Айра охватил обычного размера ладонь моего отца своей богатырской дланью и так энергично ее тряхнул – по-мужски искренне, с теплотой, – так тряхнул, что еще чуть-чуть, и из отцовского рта забил бы чистый гейзер чего-нибудь такого очень ценного – нефти или, на худой конец, кипятка.
– Доктор Цукерман, – проговорил Айра, – вы не хотите, чтобы сына у вас украли, так никто и не собирается его красть.
К тому моменту я чуть не рыдал уже – крепился со сверхчеловеческой силой. Приходилось себя всячески уговаривать, что цель у меня в жизни лишь одна – одна и никакой другой: не заплакать, ни в коем случае не заплакать при виде этого любовного рукопожатия двоих мужчин, и этой цели я едва добился. Вот молодцы! Никаких криков! Никакой крови! Без яростных взаимных обвинений!
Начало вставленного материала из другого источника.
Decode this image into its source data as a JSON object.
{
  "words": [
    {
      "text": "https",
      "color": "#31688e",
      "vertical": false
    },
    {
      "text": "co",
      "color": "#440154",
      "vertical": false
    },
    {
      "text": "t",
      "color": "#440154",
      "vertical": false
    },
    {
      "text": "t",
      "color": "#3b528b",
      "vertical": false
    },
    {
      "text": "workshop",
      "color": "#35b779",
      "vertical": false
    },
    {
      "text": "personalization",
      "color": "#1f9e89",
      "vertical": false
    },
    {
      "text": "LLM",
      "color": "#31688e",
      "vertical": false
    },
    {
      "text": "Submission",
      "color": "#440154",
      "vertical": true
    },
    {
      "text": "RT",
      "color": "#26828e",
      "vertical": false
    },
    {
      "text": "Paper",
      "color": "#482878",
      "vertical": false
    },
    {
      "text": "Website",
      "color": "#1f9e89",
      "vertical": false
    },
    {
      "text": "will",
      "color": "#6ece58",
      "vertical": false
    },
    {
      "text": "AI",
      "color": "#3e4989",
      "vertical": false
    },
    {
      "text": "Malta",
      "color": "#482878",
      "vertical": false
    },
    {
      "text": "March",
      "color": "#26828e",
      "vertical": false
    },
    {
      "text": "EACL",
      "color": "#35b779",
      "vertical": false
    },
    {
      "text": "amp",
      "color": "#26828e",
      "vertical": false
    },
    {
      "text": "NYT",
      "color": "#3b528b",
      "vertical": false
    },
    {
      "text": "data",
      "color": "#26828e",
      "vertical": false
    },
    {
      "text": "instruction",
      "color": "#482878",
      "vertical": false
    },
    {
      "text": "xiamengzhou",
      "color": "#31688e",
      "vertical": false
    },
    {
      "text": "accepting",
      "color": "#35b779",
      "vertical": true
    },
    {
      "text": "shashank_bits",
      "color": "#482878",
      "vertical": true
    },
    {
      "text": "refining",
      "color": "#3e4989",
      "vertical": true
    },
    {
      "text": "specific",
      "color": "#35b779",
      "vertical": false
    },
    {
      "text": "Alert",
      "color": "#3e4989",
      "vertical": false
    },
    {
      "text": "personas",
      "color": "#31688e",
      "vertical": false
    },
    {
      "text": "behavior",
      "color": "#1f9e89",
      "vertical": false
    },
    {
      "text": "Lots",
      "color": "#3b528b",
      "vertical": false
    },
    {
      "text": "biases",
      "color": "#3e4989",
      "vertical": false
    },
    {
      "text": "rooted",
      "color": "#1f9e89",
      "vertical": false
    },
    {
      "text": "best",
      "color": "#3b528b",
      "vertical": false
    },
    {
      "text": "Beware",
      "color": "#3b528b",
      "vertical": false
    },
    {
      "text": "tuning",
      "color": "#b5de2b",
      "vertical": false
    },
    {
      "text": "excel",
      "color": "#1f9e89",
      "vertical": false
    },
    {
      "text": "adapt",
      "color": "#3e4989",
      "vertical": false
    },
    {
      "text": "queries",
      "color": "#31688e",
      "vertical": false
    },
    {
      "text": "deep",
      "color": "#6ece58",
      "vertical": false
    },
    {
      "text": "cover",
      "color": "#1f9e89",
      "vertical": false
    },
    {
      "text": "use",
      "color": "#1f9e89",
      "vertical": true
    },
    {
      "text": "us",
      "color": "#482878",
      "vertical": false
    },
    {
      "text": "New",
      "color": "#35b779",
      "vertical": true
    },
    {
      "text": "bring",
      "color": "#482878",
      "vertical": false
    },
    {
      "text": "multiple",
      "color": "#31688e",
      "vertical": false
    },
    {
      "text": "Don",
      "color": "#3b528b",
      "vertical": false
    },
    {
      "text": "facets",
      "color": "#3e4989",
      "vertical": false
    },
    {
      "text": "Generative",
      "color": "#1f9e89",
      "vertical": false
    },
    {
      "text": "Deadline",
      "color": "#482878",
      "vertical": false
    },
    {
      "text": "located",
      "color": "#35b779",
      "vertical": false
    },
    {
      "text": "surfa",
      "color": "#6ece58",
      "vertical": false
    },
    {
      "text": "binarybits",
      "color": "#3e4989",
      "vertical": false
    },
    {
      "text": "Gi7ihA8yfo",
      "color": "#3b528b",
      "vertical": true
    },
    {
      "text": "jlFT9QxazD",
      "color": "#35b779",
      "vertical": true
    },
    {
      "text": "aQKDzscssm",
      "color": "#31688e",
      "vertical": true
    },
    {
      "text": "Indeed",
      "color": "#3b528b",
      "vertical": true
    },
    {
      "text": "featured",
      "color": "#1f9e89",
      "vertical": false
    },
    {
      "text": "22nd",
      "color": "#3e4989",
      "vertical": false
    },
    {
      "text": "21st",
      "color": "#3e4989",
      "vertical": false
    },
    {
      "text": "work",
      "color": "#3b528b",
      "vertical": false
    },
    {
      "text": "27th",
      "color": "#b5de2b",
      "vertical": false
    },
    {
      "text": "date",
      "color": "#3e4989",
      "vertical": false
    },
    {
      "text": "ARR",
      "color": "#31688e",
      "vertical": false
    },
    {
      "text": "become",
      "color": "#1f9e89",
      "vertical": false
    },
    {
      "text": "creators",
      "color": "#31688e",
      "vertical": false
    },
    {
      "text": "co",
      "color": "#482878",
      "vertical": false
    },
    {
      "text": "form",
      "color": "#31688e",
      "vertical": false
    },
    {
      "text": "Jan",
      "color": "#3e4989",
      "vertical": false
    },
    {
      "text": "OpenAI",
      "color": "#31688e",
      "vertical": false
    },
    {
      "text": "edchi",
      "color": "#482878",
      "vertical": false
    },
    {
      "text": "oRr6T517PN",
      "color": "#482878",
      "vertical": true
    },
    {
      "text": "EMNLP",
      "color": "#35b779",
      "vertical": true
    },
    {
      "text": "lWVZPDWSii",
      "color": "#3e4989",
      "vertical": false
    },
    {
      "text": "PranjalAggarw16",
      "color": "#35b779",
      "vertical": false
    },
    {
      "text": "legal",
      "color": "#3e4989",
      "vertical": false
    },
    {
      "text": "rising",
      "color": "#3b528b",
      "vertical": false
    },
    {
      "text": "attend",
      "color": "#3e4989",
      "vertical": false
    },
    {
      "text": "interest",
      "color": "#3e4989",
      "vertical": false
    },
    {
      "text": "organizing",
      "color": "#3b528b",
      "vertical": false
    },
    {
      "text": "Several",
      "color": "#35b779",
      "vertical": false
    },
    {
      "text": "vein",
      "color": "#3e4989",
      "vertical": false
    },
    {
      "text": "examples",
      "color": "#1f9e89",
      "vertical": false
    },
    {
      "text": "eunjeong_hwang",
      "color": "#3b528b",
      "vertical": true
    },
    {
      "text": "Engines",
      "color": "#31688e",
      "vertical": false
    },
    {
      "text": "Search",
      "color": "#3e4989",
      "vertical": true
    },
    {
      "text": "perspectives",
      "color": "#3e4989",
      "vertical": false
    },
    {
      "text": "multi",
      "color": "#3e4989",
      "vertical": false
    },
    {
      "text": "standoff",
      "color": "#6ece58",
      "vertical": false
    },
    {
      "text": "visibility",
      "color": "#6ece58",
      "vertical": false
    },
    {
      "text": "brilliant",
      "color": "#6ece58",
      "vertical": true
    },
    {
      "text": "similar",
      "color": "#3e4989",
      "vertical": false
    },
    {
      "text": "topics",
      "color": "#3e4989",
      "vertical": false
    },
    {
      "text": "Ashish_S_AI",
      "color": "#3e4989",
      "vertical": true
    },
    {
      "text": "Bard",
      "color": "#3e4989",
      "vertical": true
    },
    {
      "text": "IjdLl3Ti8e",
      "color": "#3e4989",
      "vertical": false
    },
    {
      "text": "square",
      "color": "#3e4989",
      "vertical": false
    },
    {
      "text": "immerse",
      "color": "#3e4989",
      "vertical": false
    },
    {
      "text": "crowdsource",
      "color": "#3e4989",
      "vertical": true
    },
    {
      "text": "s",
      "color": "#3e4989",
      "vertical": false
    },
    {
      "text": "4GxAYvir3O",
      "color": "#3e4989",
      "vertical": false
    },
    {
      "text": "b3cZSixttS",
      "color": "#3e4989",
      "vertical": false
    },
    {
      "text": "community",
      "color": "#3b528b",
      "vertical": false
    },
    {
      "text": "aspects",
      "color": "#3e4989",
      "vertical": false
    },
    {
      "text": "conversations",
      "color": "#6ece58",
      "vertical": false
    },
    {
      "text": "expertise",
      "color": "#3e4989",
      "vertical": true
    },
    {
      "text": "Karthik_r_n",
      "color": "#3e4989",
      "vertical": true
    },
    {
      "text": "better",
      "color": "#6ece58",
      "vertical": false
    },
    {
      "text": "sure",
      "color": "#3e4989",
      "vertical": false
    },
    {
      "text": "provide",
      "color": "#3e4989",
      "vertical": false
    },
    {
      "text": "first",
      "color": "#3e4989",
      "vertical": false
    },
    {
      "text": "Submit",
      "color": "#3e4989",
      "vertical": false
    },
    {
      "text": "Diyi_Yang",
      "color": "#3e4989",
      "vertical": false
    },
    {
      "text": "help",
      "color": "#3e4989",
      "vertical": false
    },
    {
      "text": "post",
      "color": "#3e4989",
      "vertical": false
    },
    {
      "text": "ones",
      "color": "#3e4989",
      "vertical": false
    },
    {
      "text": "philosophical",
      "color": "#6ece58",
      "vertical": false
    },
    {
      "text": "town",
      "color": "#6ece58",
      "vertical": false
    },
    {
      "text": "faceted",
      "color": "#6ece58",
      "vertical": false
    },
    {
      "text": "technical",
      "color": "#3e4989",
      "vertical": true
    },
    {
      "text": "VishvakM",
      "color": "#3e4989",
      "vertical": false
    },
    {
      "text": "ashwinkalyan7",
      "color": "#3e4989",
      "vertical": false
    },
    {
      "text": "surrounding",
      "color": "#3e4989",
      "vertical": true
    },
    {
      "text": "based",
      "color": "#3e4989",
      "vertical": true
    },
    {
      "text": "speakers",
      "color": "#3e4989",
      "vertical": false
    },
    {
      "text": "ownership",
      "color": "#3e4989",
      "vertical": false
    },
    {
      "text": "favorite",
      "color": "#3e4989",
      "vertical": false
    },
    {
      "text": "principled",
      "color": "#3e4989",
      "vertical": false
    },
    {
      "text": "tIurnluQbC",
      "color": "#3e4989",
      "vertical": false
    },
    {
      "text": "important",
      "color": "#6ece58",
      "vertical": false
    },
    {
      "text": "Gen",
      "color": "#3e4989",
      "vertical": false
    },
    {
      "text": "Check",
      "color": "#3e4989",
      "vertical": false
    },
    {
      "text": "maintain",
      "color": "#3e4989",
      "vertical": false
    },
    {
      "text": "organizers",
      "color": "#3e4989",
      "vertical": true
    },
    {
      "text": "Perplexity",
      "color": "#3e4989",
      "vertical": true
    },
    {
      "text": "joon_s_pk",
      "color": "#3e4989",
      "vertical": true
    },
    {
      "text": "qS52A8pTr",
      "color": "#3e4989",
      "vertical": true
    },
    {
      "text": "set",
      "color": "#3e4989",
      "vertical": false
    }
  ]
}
Как чудно они поладили – правда, главным образом потому, что Айра сказал неправду.
Вот, вставлю-ка пару страниц сюда, чтобы уже не возвращаться лишний раз к тому, как я своего отца больно ранил. Рассчитываю на память читателя: пусть он сей эпизод вспомнит, когда сочтет нужным.
Из кабинета отца мы с Айрой вышли вместе, и праздновать, то есть впрямую имелось в виду праздновать предстоящую мне летом поездку к нему в Цинк-таун, но заодно, негласно и подспудно, праздновалась и наша победа над моим отцом, – короче, праздновать мы пошли к Сташу (это в нескольких кварталах), чтобы полакомиться его фирменными сэндвичами с ветчиной. Привело это к тому, что в четверть пятого я так наелся, что, придя домой в шесть с минутами, совершенно не имел аппетита и тупо сидел на своем месте за столом, покуда все остальные уплетали приготовленный матерью обед; вот тут-то я и заметил, что отцовское лицо – это сплошная боль. А ранил я отца тем, что выскочил за дверь его кабинета вслед за Айрой, а не остался поболтать с ним до прихода следующего пациента.
Сперва я попытался уверить себя, что все в порядке, – может, мне кажется? Может, эту рану рисует в моем воображении чувство вины, вызванное тем, что, выходя за дверь практически рука об руку с Железным Рином, звездой «Свободных и смелых», я был полон – нет, ну, не презрения, конечно, а все же превосходства над отцом? Отец не хотел, чтобы сына у него украли, и, хотя, строго говоря, никто никого не крал, однако умный человек не мог не понять: его дело проиграно, коммунист или не коммунист, но этот двухметровый агрессор победил. На отцовском лице я видел скорбь и покорность, в его добрых серых глазах, увлажнившихся и даже страдальчески потускневших, отражалось чувство сродни унынию и разочарованности. Его лицо в тот момент нет-нет да и припоминалось мне, когда уже один на один я был с Айрой, да и потом, позже, с Лео Глюксманом, Джонни О'Деем – да с кем угодно. Учась у этих людей, слушая их советы, перед самим собой я выглядел изменником – казалось, я предаю этим отца. Его лицо с написанной на нем болью всегда стояло у меня перед глазами, накладываясь на лицо человека, который в тот момент обучал меня, открывал мне жизненные перспективы. Лицо отца, человека, раненного предательством.